The pipeline works fine and can split the file into multiple messages as expected. for 1 single file, BizTalk takes less than 5 mins to process.
The problem is when more than 10 files was put to the incoming folder at same time, Biztalk will start process these files parallel. But it will take hours to process these files and the BizTalk Host consumes more than 10G memory.
Some other info:
The BizTalk host is a dedicated 64bit receive host
No file lock by other applications found
Batching setting in file adapter is Num of Msgs in a batch = 1; Max batch size = 10240000
Rename file while reading is checked.
My question is: Is this performance normal? how can I improve it?
You are correct, 5K message is not really the issue, it 5 batchs of 5K message at the same time that's causing the problem.
To serialize the debatching you can use an Ordered Delivery Two Way Send Port with an Loopback Adapter which debatches the EDI on the Receive Side. In this case, the initial Receive Location would be a PassThrough.

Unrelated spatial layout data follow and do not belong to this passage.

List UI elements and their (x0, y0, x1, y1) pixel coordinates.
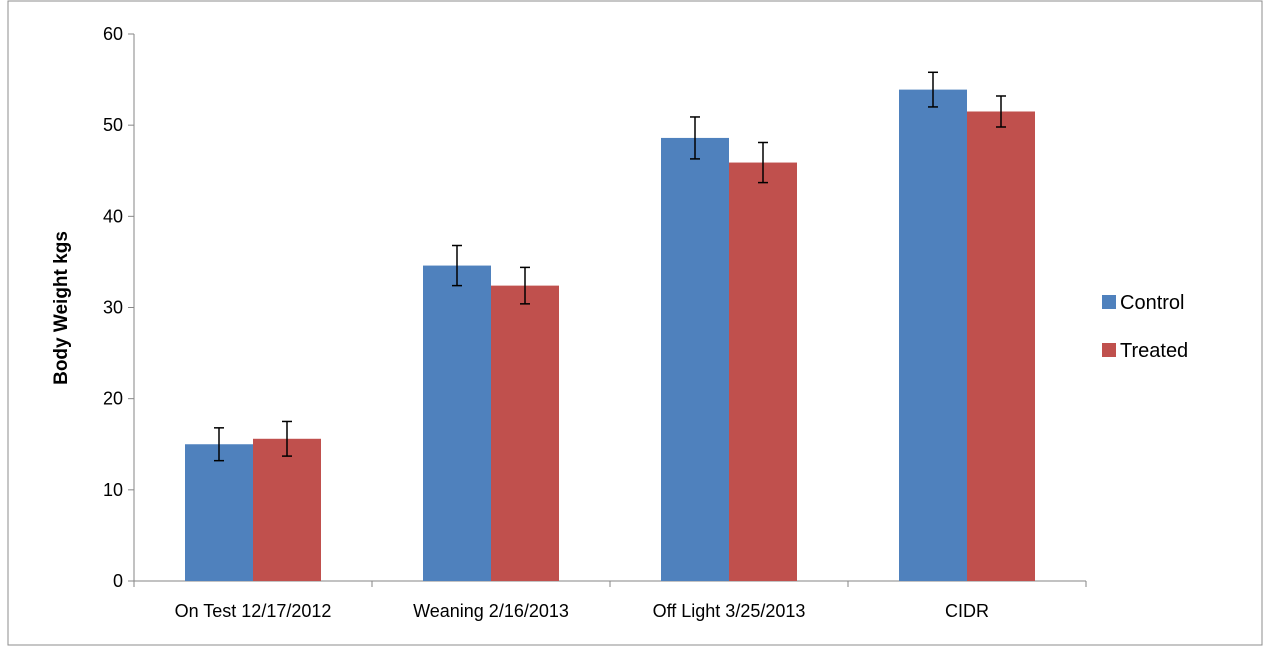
legend-swatch-control (1102, 295, 1116, 309)
bar-treated-3 (967, 111, 1035, 581)
x-tick-label: CIDR (945, 601, 989, 621)
y-axis-label: Body Weight kgs (51, 231, 72, 385)
y-tick-label: 20 (103, 389, 123, 409)
legend-swatch-treated (1102, 343, 1116, 357)
bar-treated-2 (729, 163, 797, 581)
x-tick-label: On Test 12/17/2012 (175, 601, 332, 621)
bar-control-1 (423, 266, 491, 581)
y-tick-label: 10 (103, 480, 123, 500)
bar-control-2 (661, 138, 729, 581)
bar-control-0 (185, 444, 253, 581)
x-tick-label: Weaning 2/16/2013 (413, 601, 569, 621)
y-tick-label: 50 (103, 115, 123, 135)
legend-label-control: Control (1120, 292, 1184, 314)
y-tick-label: 0 (113, 571, 123, 591)
bar-treated-1 (491, 286, 559, 581)
legend-label-treated: Treated (1120, 340, 1188, 362)
bar-control-3 (899, 90, 967, 581)
bar-treated-0 (253, 439, 321, 581)
x-tick-label: Off Light 3/25/2013 (653, 601, 806, 621)
y-tick-label: 60 (103, 24, 123, 44)
y-tick-label: 40 (103, 206, 123, 226)
y-tick-label: 30 (103, 298, 123, 318)
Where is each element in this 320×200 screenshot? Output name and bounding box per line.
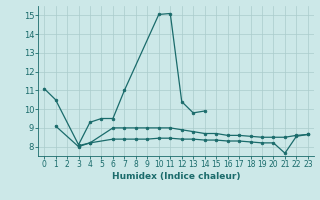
X-axis label: Humidex (Indice chaleur): Humidex (Indice chaleur)	[112, 172, 240, 181]
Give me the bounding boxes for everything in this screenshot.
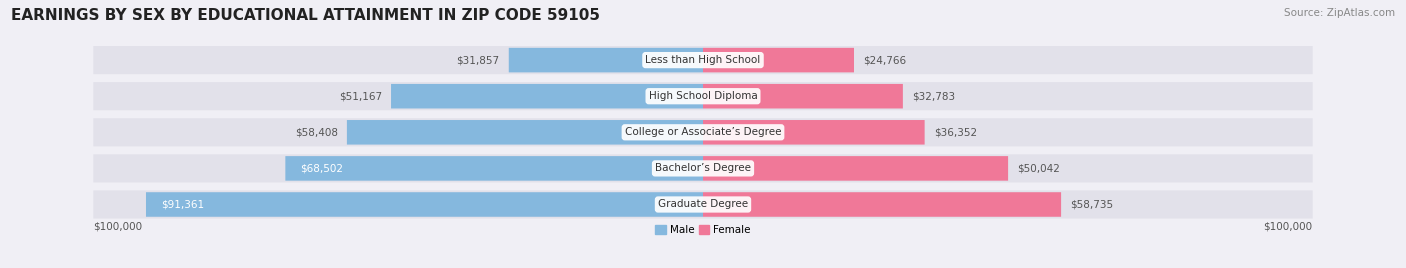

You can find several Loopback Adapters here: http://social.technet.microsoft.com/wiki/contents/articles/12824.biztalk-server-list-of-custom-adapters.aspx#jjj
BizTalk isn't really made to process multiple large files at once, and the file adapter doesn't have any built in way to limit how many files it will pull at once.
There's a commercial solution available to help handle this (disclosure: I work for Tallan and work on this solution) called the T-Connect EDI Splitter (https://www.tallan.com/products/t-connect/edi-file-splitter/). The use case is splitting the files on a pipeline into more manageable chunks to be consumed elsewhere. This is not a trivial task, unfortunately.
If your files are small enough to process without splitting them before they hit the EDI recieve pipeline (you don't need to split them further, you just need to process them one at a time), you'll have to come up with a more complicated messaging flow to deal with that - receive them using PassThrough transmit, send them somewhere that can just consume them, then poll them using a second receive location that offers more precise control of polling.
You could also just write your own adapter that offers polling and interval settings, but that's much more complicated and messy.